Regular Expressions is a versatile tool for text processing. You'll find them included as part of standard library of most programming languages that are used for scripting purposes. If not, you can usually find a third-party library. Syntax and features of regular expressions vary from language to language. Python's syntax is similar to that of Perl language, but there are significant feature differences.
str class comes loaded with variety of methods to deal with text. So, what's so special about regular expressions and why would you need it? For learning and understanding purposes, one can view regular expressions as a mini programming language in itself, specialized for text processing. Parts of a regular expression can be saved for future use, analogous to variables and functions. There are ways to perform AND, OR, NOT conditionals. Operations similar to range function, string repetition operator and so on.
Here's some common use cases.
- Sanitizing a string to ensure that it satisfies a known set of rules. For example, to check if a given string matches password rules.
- Filtering or extracting portions on an abstract level like alphabets, numbers, punctuation and so on.
- Qualified string replacement. For example, at the start or the end of a string, only whole words, based on surrounding text, etc.
You are likely to be familiar with graphical search and replace tool, like the screenshot shown below from LibreOffice Writer. Match case, Whole words only, Replace and Replace All are some of the basic features supported by regular expressions.
Another real world use case is password validation. The screenshot below is from GitHub sign up page. Performing multiple checks like string length and the type of characters allowed is another core feature of regular expressions.
Here's some articles on regular expressions to know about its history and the type of problems it is suited for.
- The true power of regular expressions — it also includes a nice explanation of what regular means in this context
- softwareengineering: Is it a must for every programmer to learn regular expressions?
- softwareengineering: When you should NOT use Regular Expressions?

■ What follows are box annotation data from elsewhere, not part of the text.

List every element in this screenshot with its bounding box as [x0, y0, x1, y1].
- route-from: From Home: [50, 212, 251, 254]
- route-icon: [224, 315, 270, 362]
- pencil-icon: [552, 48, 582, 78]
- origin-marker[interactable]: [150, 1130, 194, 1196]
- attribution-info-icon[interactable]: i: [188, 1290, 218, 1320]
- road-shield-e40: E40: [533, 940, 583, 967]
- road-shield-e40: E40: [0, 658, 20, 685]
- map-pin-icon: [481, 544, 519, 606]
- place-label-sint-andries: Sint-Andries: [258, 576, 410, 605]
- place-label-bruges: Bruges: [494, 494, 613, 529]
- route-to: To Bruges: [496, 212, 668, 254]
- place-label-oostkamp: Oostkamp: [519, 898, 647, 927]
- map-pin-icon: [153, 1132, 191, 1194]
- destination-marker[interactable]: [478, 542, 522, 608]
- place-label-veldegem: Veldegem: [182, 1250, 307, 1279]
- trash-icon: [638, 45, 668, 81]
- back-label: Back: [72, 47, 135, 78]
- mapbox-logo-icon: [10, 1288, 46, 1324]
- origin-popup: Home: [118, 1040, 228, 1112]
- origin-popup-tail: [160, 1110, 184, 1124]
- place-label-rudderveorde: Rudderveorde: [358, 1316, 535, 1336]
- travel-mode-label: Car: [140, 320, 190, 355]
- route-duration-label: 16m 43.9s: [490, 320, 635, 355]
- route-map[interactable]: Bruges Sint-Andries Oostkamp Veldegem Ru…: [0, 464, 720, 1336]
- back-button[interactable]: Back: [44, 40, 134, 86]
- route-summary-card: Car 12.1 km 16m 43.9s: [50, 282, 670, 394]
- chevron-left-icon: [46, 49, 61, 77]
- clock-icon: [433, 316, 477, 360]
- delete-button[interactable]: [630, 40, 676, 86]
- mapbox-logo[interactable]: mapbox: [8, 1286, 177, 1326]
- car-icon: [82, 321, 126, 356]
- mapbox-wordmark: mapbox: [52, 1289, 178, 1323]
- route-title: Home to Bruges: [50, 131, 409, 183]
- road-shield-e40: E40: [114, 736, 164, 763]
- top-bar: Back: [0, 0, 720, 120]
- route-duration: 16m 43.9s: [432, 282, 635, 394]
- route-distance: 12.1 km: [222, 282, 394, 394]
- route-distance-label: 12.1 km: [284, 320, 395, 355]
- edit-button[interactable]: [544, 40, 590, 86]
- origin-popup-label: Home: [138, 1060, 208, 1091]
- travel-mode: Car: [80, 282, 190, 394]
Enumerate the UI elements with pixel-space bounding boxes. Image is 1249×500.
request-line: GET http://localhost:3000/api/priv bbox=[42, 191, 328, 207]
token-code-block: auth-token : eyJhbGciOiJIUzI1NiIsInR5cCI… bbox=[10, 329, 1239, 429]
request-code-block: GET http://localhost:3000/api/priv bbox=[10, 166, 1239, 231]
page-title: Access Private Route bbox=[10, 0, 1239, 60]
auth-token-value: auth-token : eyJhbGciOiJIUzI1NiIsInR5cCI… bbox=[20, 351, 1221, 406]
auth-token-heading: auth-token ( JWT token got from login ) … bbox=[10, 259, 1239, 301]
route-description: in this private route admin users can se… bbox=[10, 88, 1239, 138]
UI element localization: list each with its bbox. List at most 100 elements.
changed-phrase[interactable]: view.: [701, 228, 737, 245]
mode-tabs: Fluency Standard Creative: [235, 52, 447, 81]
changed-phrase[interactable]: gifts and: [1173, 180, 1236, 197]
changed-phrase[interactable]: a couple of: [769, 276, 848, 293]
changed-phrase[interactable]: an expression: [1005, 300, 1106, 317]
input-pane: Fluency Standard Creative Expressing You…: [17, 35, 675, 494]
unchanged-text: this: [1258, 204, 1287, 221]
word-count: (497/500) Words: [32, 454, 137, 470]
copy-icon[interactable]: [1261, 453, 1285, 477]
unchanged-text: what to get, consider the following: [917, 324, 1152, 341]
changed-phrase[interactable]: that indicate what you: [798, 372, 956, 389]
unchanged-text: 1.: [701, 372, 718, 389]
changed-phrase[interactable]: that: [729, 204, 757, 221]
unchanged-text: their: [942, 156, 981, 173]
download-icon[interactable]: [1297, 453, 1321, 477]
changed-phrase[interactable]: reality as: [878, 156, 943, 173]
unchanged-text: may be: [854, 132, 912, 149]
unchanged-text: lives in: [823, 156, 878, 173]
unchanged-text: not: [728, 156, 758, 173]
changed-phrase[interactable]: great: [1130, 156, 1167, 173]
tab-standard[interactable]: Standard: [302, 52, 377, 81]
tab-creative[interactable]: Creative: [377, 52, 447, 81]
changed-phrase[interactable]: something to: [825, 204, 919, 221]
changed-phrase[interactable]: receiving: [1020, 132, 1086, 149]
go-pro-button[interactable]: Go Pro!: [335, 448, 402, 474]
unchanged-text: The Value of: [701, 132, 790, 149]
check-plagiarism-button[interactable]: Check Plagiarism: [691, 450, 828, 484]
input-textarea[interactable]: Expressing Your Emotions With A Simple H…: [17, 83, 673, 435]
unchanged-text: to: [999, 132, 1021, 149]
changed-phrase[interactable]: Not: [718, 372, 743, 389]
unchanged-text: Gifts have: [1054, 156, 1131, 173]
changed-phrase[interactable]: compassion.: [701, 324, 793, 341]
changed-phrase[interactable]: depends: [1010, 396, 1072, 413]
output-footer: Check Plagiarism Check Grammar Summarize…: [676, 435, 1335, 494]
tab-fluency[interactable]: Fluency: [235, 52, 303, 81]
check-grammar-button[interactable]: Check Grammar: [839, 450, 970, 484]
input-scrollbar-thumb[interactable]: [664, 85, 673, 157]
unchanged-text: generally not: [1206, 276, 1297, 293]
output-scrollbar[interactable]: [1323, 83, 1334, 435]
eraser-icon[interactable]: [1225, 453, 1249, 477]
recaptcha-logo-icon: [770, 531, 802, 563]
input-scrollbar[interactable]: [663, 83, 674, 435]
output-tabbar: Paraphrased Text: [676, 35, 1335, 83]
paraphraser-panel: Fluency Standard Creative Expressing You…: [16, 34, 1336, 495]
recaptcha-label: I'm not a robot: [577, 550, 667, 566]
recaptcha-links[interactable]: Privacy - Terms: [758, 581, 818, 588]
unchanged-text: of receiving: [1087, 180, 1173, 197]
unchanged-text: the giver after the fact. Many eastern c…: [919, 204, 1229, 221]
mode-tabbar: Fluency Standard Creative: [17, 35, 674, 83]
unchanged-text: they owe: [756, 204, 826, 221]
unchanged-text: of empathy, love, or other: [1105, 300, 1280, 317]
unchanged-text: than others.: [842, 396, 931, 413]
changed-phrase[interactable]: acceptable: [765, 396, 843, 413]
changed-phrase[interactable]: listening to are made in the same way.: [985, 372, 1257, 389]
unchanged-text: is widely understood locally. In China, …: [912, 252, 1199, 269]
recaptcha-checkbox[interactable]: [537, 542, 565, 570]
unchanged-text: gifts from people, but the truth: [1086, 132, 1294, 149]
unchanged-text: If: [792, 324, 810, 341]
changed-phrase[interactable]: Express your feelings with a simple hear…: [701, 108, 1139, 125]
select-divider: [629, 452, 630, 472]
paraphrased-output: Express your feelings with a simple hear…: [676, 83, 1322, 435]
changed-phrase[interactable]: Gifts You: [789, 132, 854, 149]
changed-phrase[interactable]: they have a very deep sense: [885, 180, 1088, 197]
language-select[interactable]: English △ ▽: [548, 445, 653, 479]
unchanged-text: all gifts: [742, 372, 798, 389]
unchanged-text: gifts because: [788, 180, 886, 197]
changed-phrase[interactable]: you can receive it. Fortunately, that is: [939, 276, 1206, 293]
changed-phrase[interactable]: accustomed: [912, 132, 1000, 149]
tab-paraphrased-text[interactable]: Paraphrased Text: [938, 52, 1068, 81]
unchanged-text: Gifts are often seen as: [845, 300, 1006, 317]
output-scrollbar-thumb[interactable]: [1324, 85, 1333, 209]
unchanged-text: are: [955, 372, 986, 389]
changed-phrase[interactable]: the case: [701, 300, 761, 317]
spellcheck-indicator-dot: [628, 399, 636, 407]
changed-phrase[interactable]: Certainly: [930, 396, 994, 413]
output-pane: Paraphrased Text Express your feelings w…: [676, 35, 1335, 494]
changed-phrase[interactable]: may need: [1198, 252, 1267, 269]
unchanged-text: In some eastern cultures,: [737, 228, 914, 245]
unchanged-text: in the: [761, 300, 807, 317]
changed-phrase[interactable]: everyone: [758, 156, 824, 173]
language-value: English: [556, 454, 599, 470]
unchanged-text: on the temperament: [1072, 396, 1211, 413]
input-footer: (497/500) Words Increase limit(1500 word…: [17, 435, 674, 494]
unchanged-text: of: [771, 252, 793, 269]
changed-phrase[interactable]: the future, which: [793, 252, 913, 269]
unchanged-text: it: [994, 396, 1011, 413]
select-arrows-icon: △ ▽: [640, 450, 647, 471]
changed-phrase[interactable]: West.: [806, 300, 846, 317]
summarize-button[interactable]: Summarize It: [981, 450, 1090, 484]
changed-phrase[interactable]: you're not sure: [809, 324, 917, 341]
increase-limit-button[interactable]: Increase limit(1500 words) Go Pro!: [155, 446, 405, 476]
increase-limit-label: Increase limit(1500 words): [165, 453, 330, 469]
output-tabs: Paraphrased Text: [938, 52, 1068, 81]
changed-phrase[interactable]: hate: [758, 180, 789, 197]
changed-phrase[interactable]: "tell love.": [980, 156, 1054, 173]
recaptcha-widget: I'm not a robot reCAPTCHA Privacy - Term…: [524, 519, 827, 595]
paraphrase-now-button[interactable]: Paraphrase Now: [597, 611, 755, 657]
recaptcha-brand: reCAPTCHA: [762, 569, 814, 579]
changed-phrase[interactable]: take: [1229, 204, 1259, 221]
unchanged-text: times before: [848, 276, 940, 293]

- codinghorror: Now You Have Two Problems
- wikipedia: Regular expression — this article includes discussion on regular expressions as a formal language as well as details on various implementations
The book introduces concepts one by one and exercises at the end of chapters will require only the features introduced until that chapter. Each concept is accompanied by multiple examples to cover various angles of usage and corner cases. As mentioned before, follow along the illustrations by typing out the code snippets manually. It is important to understand both the nature of the sample input string as well as the actual programming command used. There are two interlude chapters that give an overview of useful external resources and some more resources are collated in the final chapter.
- re introduction
- Alternation and Grouping
- Escaping metacharacters
- Dot metacharacter and Quantifiers
- Interlude: Tools for debugging and visualization
- Working with matched portions
- Character class
- Groupings and backreferences
- Interlude: Common tasks
- regex module
- Further Reading
By the end of the book, you should be comfortable with both writing and reading regular expressions, how to debug them and know when to avoid them.